Sangeeta Bhatia of the Massachusetts Institute of Technology in the U.S. will analyze the 400 compounds with antimalarial activity in the Malaria Box to identify those that might inhibit the efficacy of drugs used to treat HIV and tuberculosis (TB) when administered to the same person. They will use their in vitro human microliver model, which consists of organized liver and stromal cells, in a low-cost, scalable and high-throughput assay to determine the effect of the antimalarial compounds on the expression of a broad panel of human metabolizing enzymes.

Kirsten Hanson from the Instituto de Medicina Molecular in Portugal has developed a screening strategy to identify compounds that specifically block the final maturation stage of the malaria-causing Plasmodium parasite that occurs in human liver. These compounds could prevent the symptoms and establishment of malaria in humans (i.e. act as prophylactics), and block transmission back to the mosquitoes.

Maria Lerm of Linkoping University in Sweden will test her hypothesis that TB latency is a dynamic process in which a portion of the bacilli, when ingested by macrophages, trigger a genetic program where bacteria cycle between active and latent phases. Understanding whether this dynamic cycle exists could give new insights into maintaining or targeting the latent bacteria, which is the major reservoir of TB globally.

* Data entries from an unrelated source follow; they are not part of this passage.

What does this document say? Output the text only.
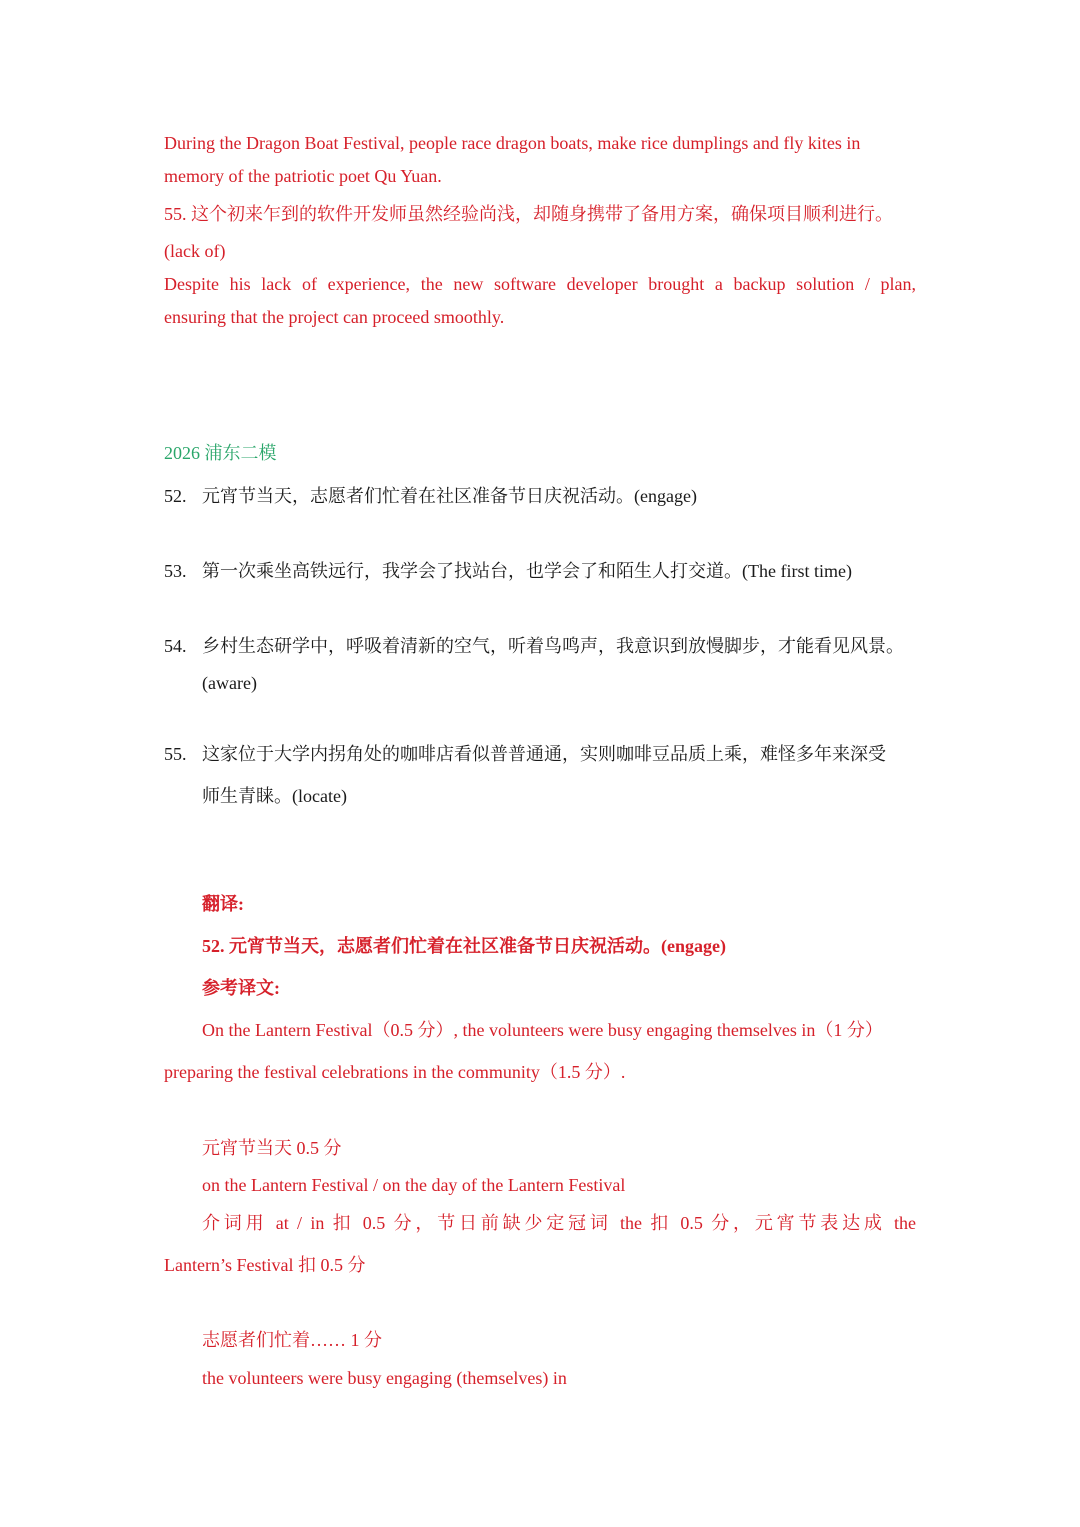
During the Dragon Boat Festival, people race dragon boats, make rice dumplings and fly kites in
memory of the patriotic poet Qu Yuan.
55. 这个初来乍到的软件开发师虽然经验尚浅，却随身携带了备用方案，确保项目顺利进行。
(lack of)
Despite his lack of experience, the new software developer brought a backup solution / plan,
ensuring that the project can proceed smoothly.
2026 浦东二模
52. 元宵节当天，志愿者们忙着在社区准备节日庆祝活动。(engage)
53. 第一次乘坐高铁远行，我学会了找站台，也学会了和陌生人打交道。(The first time)
54. 乡村生态研学中，呼吸着清新的空气，听着鸟鸣声，我意识到放慢脚步，才能看见风景。
(aware)
55. 这家位于大学内拐角处的咖啡店看似普普通通，实则咖啡豆品质上乘，难怪多年来深受
师生青睐。(locate)
翻译:
52. 元宵节当天，志愿者们忙着在社区准备节日庆祝活动。(engage)
参考译文:
On the Lantern Festival（0.5 分）, the volunteers were busy engaging themselves in（1 分）
preparing the festival celebrations in the community（1.5 分）.
元宵节当天 0.5 分
on the Lantern Festival / on the day of the Lantern Festival
介词用 at / in 扣 0.5 分，节日前缺少定冠词 the 扣 0.5 分，元宵节表达成 the
Lantern’s Festival 扣 0.5 分
志愿者们忙着…… 1 分
the volunteers were busy engaging (themselves) in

Kyu Rhee of Weill Cornell Medical College in the U.S. will test the theory that the tuberculosis (TB) bacterium uses protein-based structures termed metabolosomes to enter into, maintain, and exit from latency or non-replication. Understanding how metabolosomes work will aid in development of drugs that target TB. This project's Phase I research demonstrated that latent or non-replicating M. tuberculosis undergo a metabolic remodeling that is accompanied by the reversible formation of enzyme-based metabolosomes.

Philana Ling Lin of the University of Pittsburgh in the U.S. will use imaging technologies such as PET and CT scans to study the biological mechanisms related to the reactivation of latent tuberculosis to better understand the fundamental characteristics of reactivation, as well as provide insight about new ways to induce or limit reactivation of latent tuberculosis.

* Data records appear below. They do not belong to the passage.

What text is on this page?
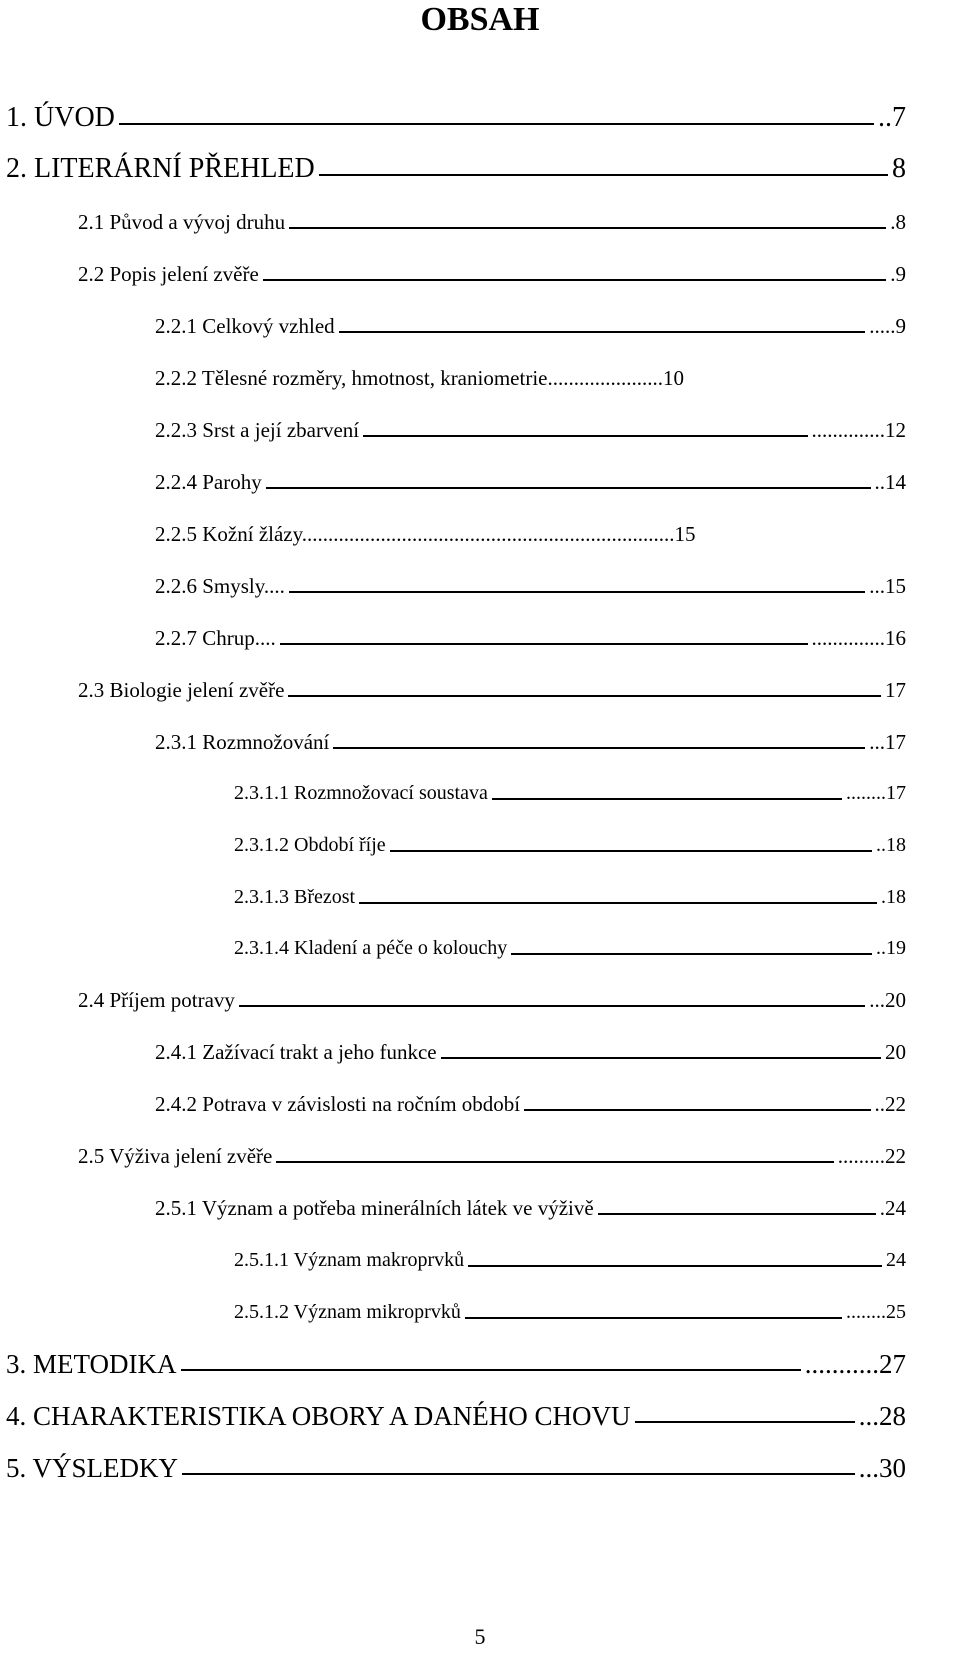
OBSAH
1. ÚVOD	..7
2. LITERÁRNÍ PŘEHLED	8
2.1 Původ a vývoj druhu	.8
2.2 Popis jelení zvěře	.9
2.2.1 Celkový vzhled	.....9
2.2.2 Tělesné rozměry, hmotnost, kraniometrie......................10
2.2.3 Srst a její zbarvení	..............12
2.2.4 Parohy	..14
2.2.5 Kožní žlázy.......................................................................15
2.2.6 Smysly....	...15
2.2.7 Chrup....	..............16
2.3 Biologie jelení zvěře	17
2.3.1 Rozmnožování	...17
2.3.1.1 Rozmnožovací soustava	........17
2.3.1.2 Období říje	..18
2.3.1.3 Březost	.18
2.3.1.4 Kladení a péče o kolouchy	..19
2.4 Příjem potravy	...20
2.4.1 Zažívací trakt a jeho funkce	20
2.4.2 Potrava v závislosti na ročním období	..22
2.5 Výživa jelení zvěře	.........22
2.5.1 Význam a potřeba minerálních látek ve výživě	.24
2.5.1.1 Význam makroprvků	24
2.5.1.2 Význam mikroprvků	........25
3. METODIKA	...........27
4. CHARAKTERISTIKA OBORY A DANÉHO CHOVU	...28
5. VÝSLEDKY	...30
5
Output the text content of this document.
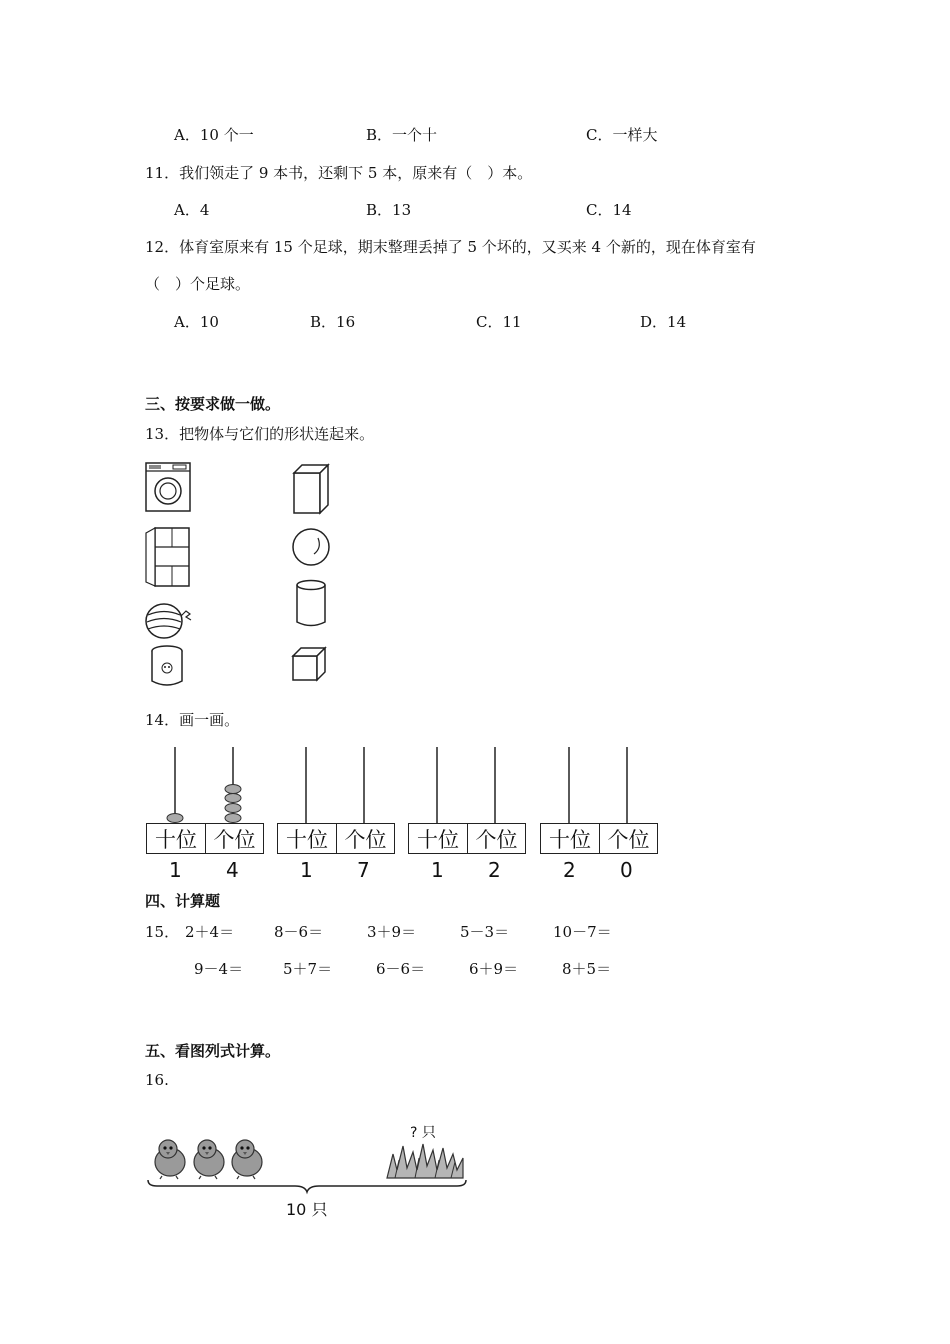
A．10 个一	B．一个十	C．一样大
11．我们领走了 9 本书，还剩下 5 本，原来有（　）本。
A．4	B．13	C．14
12．体育室原来有 15 个足球，期末整理丢掉了 5 个坏的，又买来 4 个新的，现在体育室有
（　）个足球。
A．10	B．16	C．11	D．14
三、按要求做一做。
13．把物体与它们的形状连起来。
14．画一画。
十位 个位
1 4
十位 个位
1 7
十位 个位
1 2
十位 个位
2 0
四、计算题
15． 2＋4＝	8－6＝	3＋9＝	5－3＝	10－7＝
9－4＝	5＋7＝	6－6＝	6＋9＝	8＋5＝
五、看图列式计算。
16.
? 只
10 只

Babak Javid of the Harvard School of Public Health in the U.S. will explore the hypothesis that latent bacteria are metabolically active during latency. The physiology of the tuberculosis bacteria during latency is not well understood. The team will use novel genetic probes to determine whether transcription and translation occur in the population of cells that are responsible for re-activation of TB from models of latency.

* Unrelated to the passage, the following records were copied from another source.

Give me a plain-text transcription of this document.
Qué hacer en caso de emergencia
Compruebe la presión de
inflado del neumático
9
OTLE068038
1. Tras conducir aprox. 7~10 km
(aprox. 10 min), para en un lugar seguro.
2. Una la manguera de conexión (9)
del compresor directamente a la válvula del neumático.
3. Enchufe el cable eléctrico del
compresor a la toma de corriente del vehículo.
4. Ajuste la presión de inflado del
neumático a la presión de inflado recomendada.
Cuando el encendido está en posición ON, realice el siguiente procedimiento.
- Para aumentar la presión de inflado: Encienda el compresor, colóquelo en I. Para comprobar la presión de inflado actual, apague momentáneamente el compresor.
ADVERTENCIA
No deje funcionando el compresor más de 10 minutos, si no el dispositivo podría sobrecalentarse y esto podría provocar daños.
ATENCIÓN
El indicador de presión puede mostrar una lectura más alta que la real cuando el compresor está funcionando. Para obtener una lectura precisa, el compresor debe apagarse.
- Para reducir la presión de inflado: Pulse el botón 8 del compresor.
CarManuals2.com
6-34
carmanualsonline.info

Because adult stem cells reside in a microenvironment that maintains an inactive metabolic state, Bikul Das of Stanford University in the U.S. will examine whether TB hijacks this niche to maintain latency.

Amelia Crampin of the London School of Hygiene & Tropical Medicine will study a group of people found to have latent tuberculosis in the 1980s to test her hypothesis that a measurable portion of them have cleared the infection spontaneously. Proof that some people can clear infection opens the door for research to discover how this works.

Alexandre Alcais of French National Institute for Health and Medical Research will study whether there is a genetic basis for innate resistance to TB infection through genome-wide linkage analysis of TB-specific T-cell phenotypes.

With evidence that microRNA can interfere with host immune response, Qian Gao of Fudan University in China will compare microRNA expression profiles of those with active and latent TB to detect which genes which have significant differences in expression.